This is a quick guide on how to locally deploy a trained Joey NMT model as a slack bot. It's a great way to get a good feeling for what it has learned and a very simple way to show off your model without implementing a front-end.

Disclaimer: Not made for long-term or production-ready deployment, since we're not using a "proper" webservice.

Requirements

  • You need a trained Joey NMT model. See here for instructions on how to train one, or use one of the pretrained models.
  • In order to provide translations, Joey NMT needs to be running on a machine. GPUs are faster, but the reponse time of a model running on CPU should still be bearable (imagine a human typing - it's still faster than that ;)). You can only query translations as long as the job on the machine is running, so best would be a server. For short-time demos, your local machine should be fine, too.
  • This code runs on Python3.6.
  • We're using ngrok to expose a locally deployed model to the outside.

Setup

Installation

Install the required packages:

python3.6 -m pip install -r requirements.txt

This includes Joey NMT (for CPU - install it manually for GPU, see next section).

Joey NMT

  • You need to install Joey NMT and its requirements first, see here.
  • Train a model. Let's assume it's stored in my_model_dir. This directory should contain at least one checkpoint, the vocabularies and the configuration file.

1. Create an app

  • Create or choose a channel in your slack team to integrate your bot. This is where the bot reacts to every incoming message by anyone. Let's call this channel BOT_CHANNEL. Write it's name in bot.channel.
  • Create an app for your workspace. See this tutorial.
    • Write the app's name (BOT_NAME) into bot.name.
    • Define bot token scopes: app_mentions:read, chat:write, incoming-webhook, channels:read are needed. You need to re-install the app anytime you change the permissions.
    • Authorize the app for the workspace and assign it the new channel.
    • If this is successful, you'll receive a bot token. It should start with xoxb.
    • Write the bok token into bot.token.
    • Add the bot to the channel in the slack workspace.
    • Store the sign-in secret in bot.signin.
  • We're going to use the Event API to make the bot subscribe to events in slack. (The RTM API is no longer available for new apps.)

2. Subscribe to events

  • Install ngrok. It will allow us to expose a local service to the public.
  • Start ngrok on a port 3000: ./ngrok http 3000. In order to interact with your app, this process needs to be running.
  • Copy the url that ngrok reports. It should look like http://somerandomsymbols.ngrok.io.
  • Enable Event Subscriptions for your app, as described here.
  • For the Request URL, use the ngrok URL with a suffix: http://somerandomsymbols.ngrok.io/slack/events.
  • Run python3.6 main.py my_model_dir to start the app.
  • After verification, subscribe to bot events: app_mention, message.channels, message.im.
  • Click Save changes to save the changes for your app.

3. Running

  • Run python3.6 main.py my_model_dir to start the app. Optionally specify --bpe_src_code my_model_dir/src.bpe if you're using a BPE-based model, and --tokenize if the training data was tokenized too.
  • In slack, move to the BOT_CHANNEL and write a message. Your bot should automatically reply.
  • In addition to that, the bot reacts on mentions, so addressing @BOT_NAME will make it respond.
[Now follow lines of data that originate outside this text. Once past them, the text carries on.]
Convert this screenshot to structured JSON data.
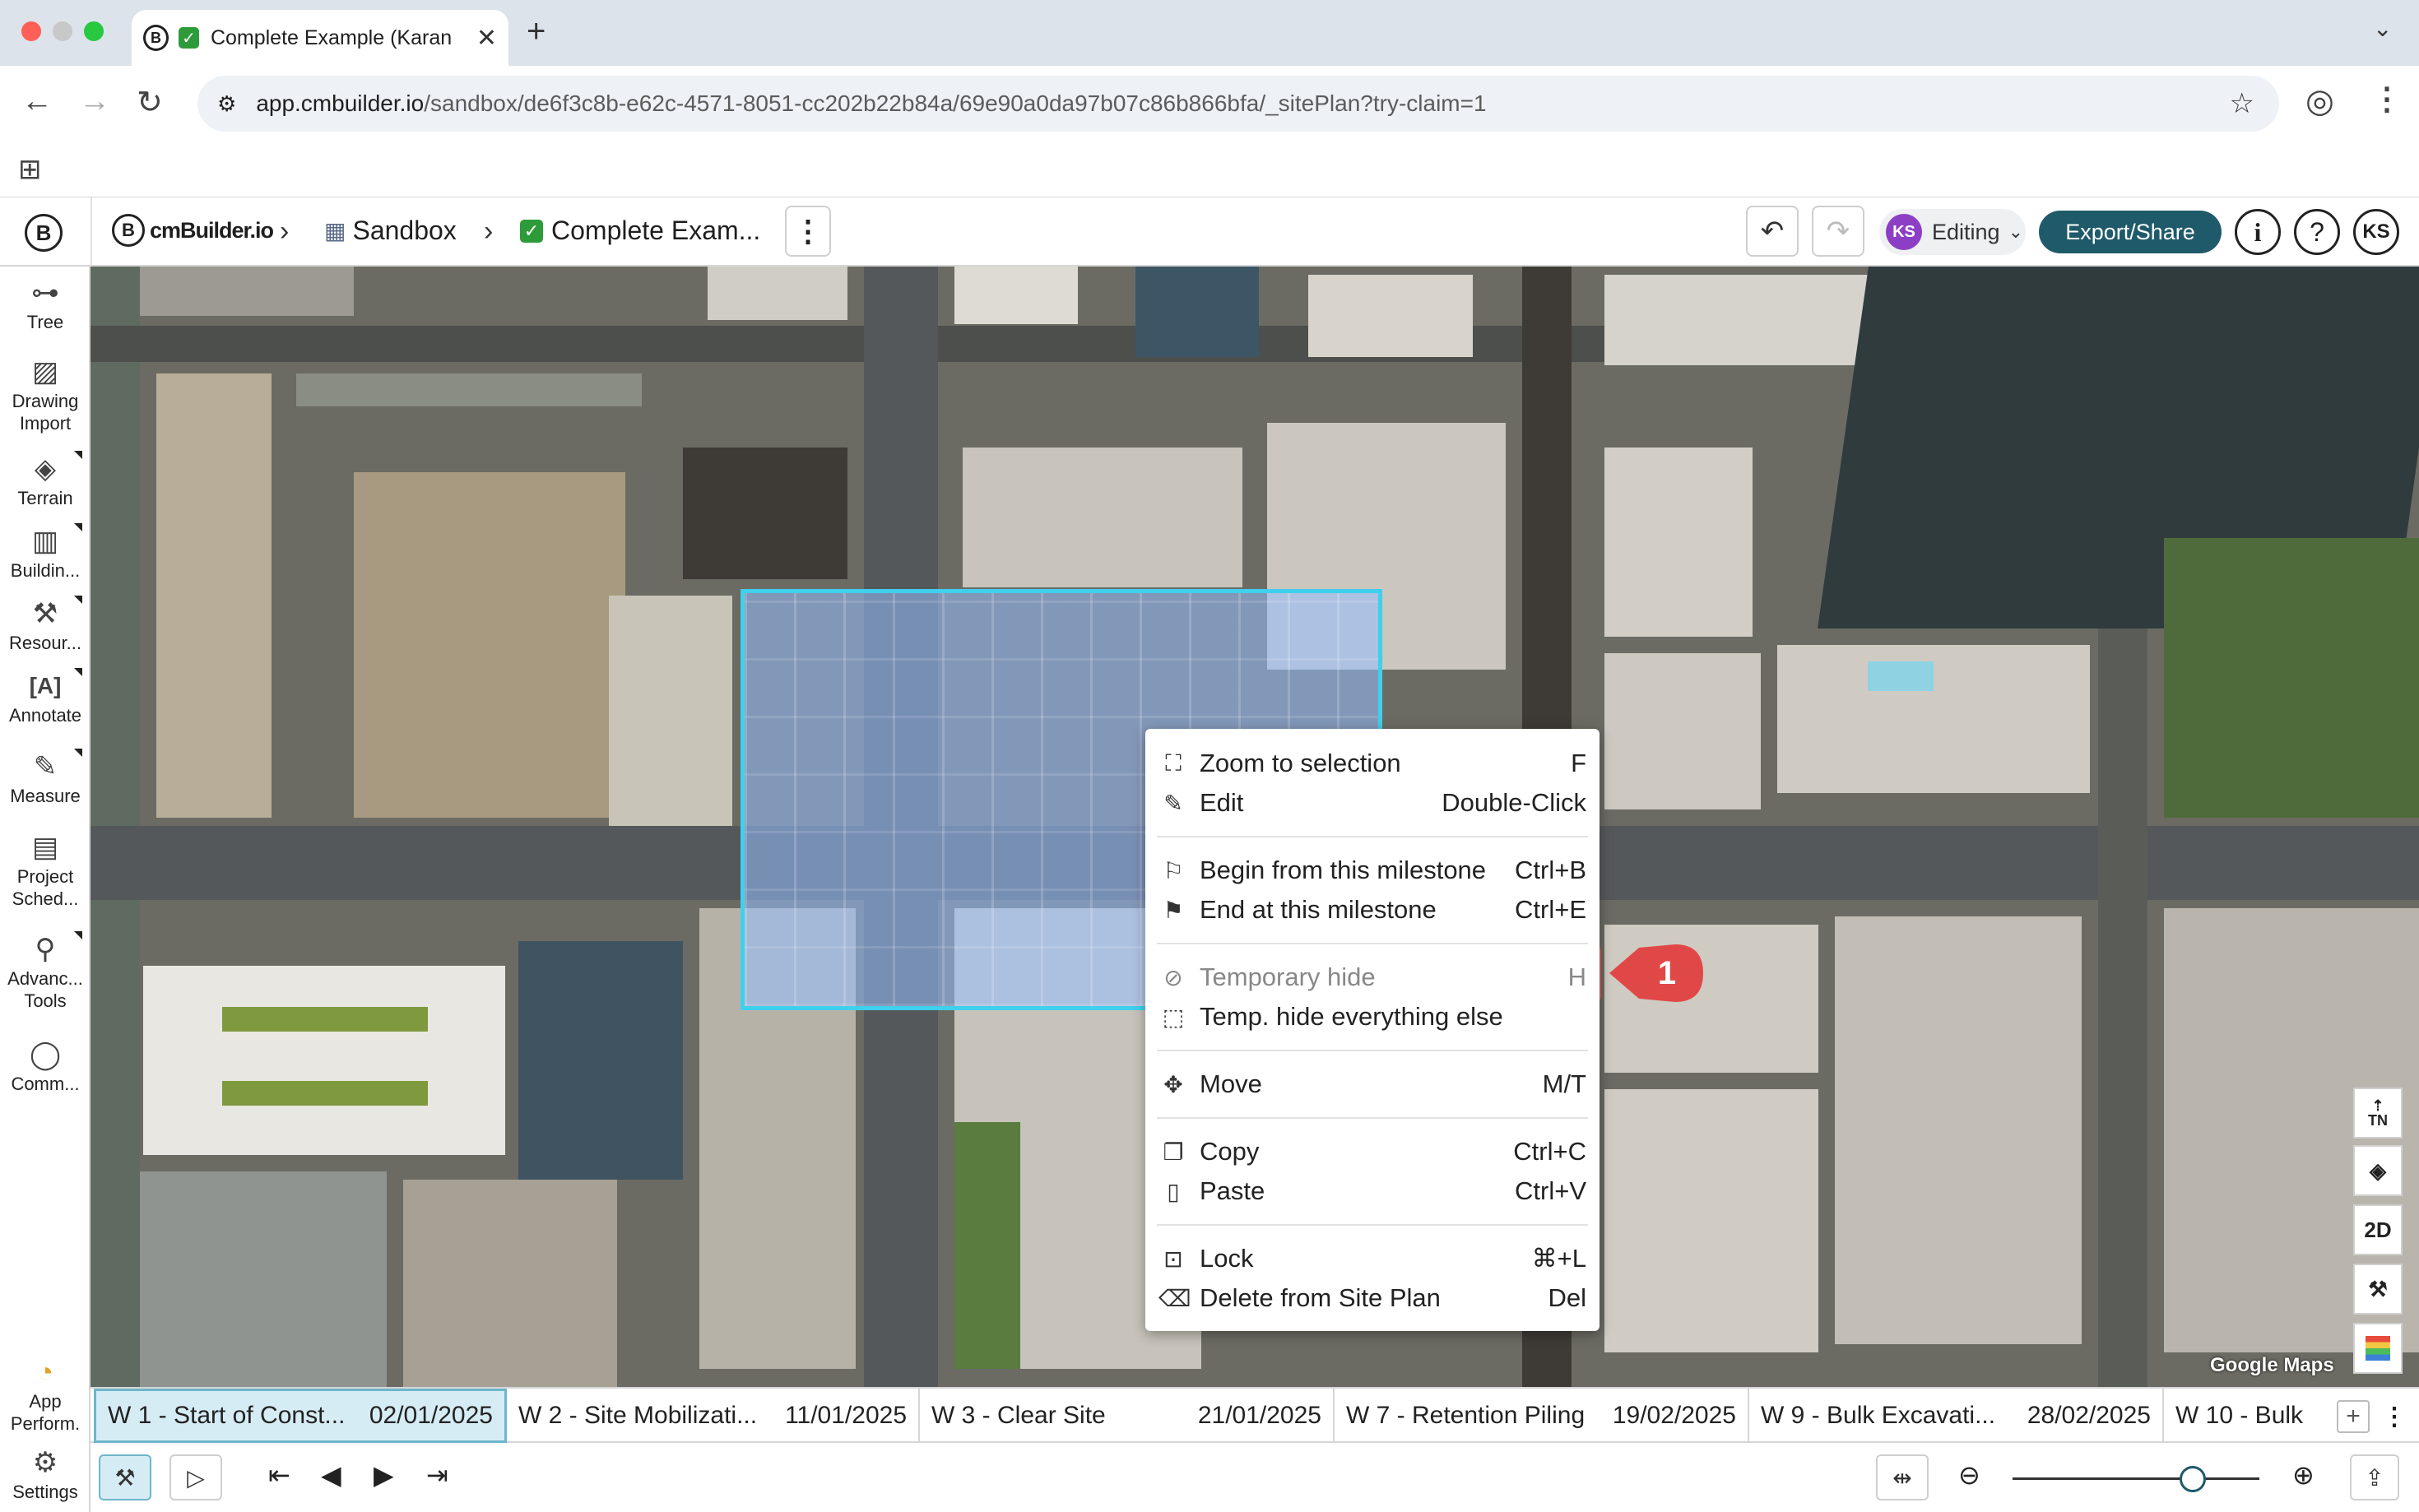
{
  "browser": {
    "tab_title": "Complete Example (Karan",
    "tab_close": "✕",
    "new_tab": "+",
    "url_host": "app.cmbuilder.io",
    "url_path": "/sandbox/de6f3c8b-e62c-4571-8051-cc202b22b84a/69e90a0da97b07c86b866bfa/_sitePlan?try-claim=1"
  },
  "header": {
    "brand": "cmBuilder.io",
    "breadcrumb_sandbox": "Sandbox",
    "breadcrumb_project": "Complete Exam...",
    "editing_initials": "KS",
    "editing_label": "Editing",
    "export_label": "Export/Share",
    "user_initials": "KS"
  },
  "left_tools": [
    {
      "label1": "Tree",
      "label2": ""
    },
    {
      "label1": "Drawing",
      "label2": "Import"
    },
    {
      "label1": "Terrain",
      "label2": ""
    },
    {
      "label1": "Buildin...",
      "label2": ""
    },
    {
      "label1": "Resour...",
      "label2": ""
    },
    {
      "label1": "Annotate",
      "label2": ""
    },
    {
      "label1": "Measure",
      "label2": ""
    },
    {
      "label1": "Project",
      "label2": "Sched..."
    },
    {
      "label1": "Advanc...",
      "label2": "Tools"
    },
    {
      "label1": "Comm...",
      "label2": ""
    },
    {
      "label1": "App",
      "label2": "Perform."
    },
    {
      "label1": "Settings",
      "label2": ""
    }
  ],
  "context_menu": {
    "items": [
      {
        "label": "Zoom to selection",
        "shortcut": "F"
      },
      {
        "label": "Edit",
        "shortcut": "Double-Click"
      },
      {
        "label": "Begin from this milestone",
        "shortcut": "Ctrl+B"
      },
      {
        "label": "End at this milestone",
        "shortcut": "Ctrl+E"
      },
      {
        "label": "Temporary hide",
        "shortcut": "H"
      },
      {
        "label": "Temp. hide everything else",
        "shortcut": ""
      },
      {
        "label": "Move",
        "shortcut": "M/T"
      },
      {
        "label": "Copy",
        "shortcut": "Ctrl+C"
      },
      {
        "label": "Paste",
        "shortcut": "Ctrl+V"
      },
      {
        "label": "Lock",
        "shortcut": "⌘+L"
      },
      {
        "label": "Delete from Site Plan",
        "shortcut": "Del"
      }
    ]
  },
  "callout_number": "1",
  "map": {
    "attribution": "Google Maps",
    "controls": [
      "TN",
      "2D"
    ]
  },
  "timeline": {
    "milestones": [
      {
        "name": "W 1 - Start of Const...",
        "date": "02/01/2025"
      },
      {
        "name": "W 2 - Site Mobilizati...",
        "date": "11/01/2025"
      },
      {
        "name": "W 3 - Clear Site",
        "date": "21/01/2025"
      },
      {
        "name": "W 7 - Retention Piling",
        "date": "19/02/2025"
      },
      {
        "name": "W 9 - Bulk Excavati...",
        "date": "28/02/2025"
      },
      {
        "name": "W 10 - Bulk",
        "date": ""
      }
    ]
  },
  "zoom": {
    "level_percent": 73
  }
}
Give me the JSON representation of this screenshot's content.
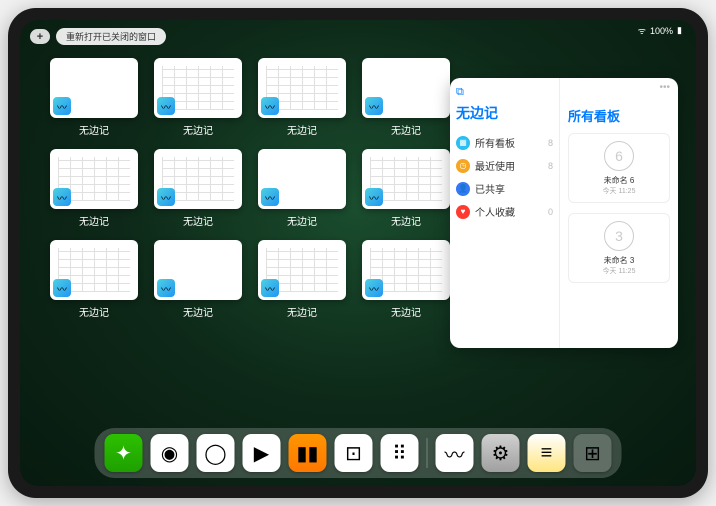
{
  "status": {
    "battery": "100%"
  },
  "topbar": {
    "add": "+",
    "reopen": "重新打开已关闭的窗口"
  },
  "app_name": "无边记",
  "tiles": [
    {
      "label": "无边记",
      "variant": "blank"
    },
    {
      "label": "无边记",
      "variant": "grid"
    },
    {
      "label": "无边记",
      "variant": "grid"
    },
    {
      "label": "无边记",
      "variant": "blank"
    },
    {
      "label": "无边记",
      "variant": "grid"
    },
    {
      "label": "无边记",
      "variant": "grid"
    },
    {
      "label": "无边记",
      "variant": "blank"
    },
    {
      "label": "无边记",
      "variant": "grid"
    },
    {
      "label": "无边记",
      "variant": "grid"
    },
    {
      "label": "无边记",
      "variant": "blank"
    },
    {
      "label": "无边记",
      "variant": "grid"
    },
    {
      "label": "无边记",
      "variant": "grid"
    }
  ],
  "panel": {
    "title": "无边记",
    "right_title": "所有看板",
    "nav": [
      {
        "icon": "grid",
        "color": "#2bbef0",
        "label": "所有看板",
        "count": "8"
      },
      {
        "icon": "clock",
        "color": "#f5a623",
        "label": "最近使用",
        "count": "8"
      },
      {
        "icon": "person",
        "color": "#3478f6",
        "label": "已共享",
        "count": ""
      },
      {
        "icon": "heart",
        "color": "#ff3b30",
        "label": "个人收藏",
        "count": "0"
      }
    ],
    "boards": [
      {
        "sketch": "6",
        "name": "未命名 6",
        "time": "今天 11:25"
      },
      {
        "sketch": "3",
        "name": "未命名 3",
        "time": "今天 11:25"
      }
    ]
  },
  "dock": [
    {
      "name": "wechat-icon",
      "cls": "wechat",
      "glyph": "✦"
    },
    {
      "name": "quark-hd-icon",
      "cls": "quark",
      "glyph": "◉"
    },
    {
      "name": "quark-icon",
      "cls": "quark2",
      "glyph": "◯"
    },
    {
      "name": "play-icon",
      "cls": "play",
      "glyph": "▶"
    },
    {
      "name": "books-icon",
      "cls": "books",
      "glyph": "▮▮"
    },
    {
      "name": "dice-icon",
      "cls": "dice",
      "glyph": "⊡"
    },
    {
      "name": "dots-icon",
      "cls": "dots",
      "glyph": "⠿"
    },
    {
      "name": "freeform-icon",
      "cls": "freeform",
      "glyph": "〰"
    },
    {
      "name": "settings-icon",
      "cls": "settings",
      "glyph": "⚙"
    },
    {
      "name": "notes-icon",
      "cls": "notes",
      "glyph": "≡"
    },
    {
      "name": "app-library-icon",
      "cls": "applib",
      "glyph": "⊞"
    }
  ]
}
Configurations and Customization

  • Make sure to edit the config.yaml in the model_dir according to your use case. Mind the setting for the following:
    • use_cuda: set to False if running on CPU, True when on GPU.
    • max_output_length: sets the maximum output length
    • beam_size: beam size for decoding, 1 is greedy decoding.
  • We assume the data is pre-processed with the MosesTokenizer if you set --tokenize. If you want to use a different one, modify the code accordingly.

Interactions

See the docu on how to create bots for slack workspaces and explore the links there: https://slack.com/help/articles/115005265703-Create-a-bot-for-your-workspace You could add more interaction modes, language id to activate different bots, etc. - please make a PR to this repo if you implement a cool extension :) This is really just the bare bone.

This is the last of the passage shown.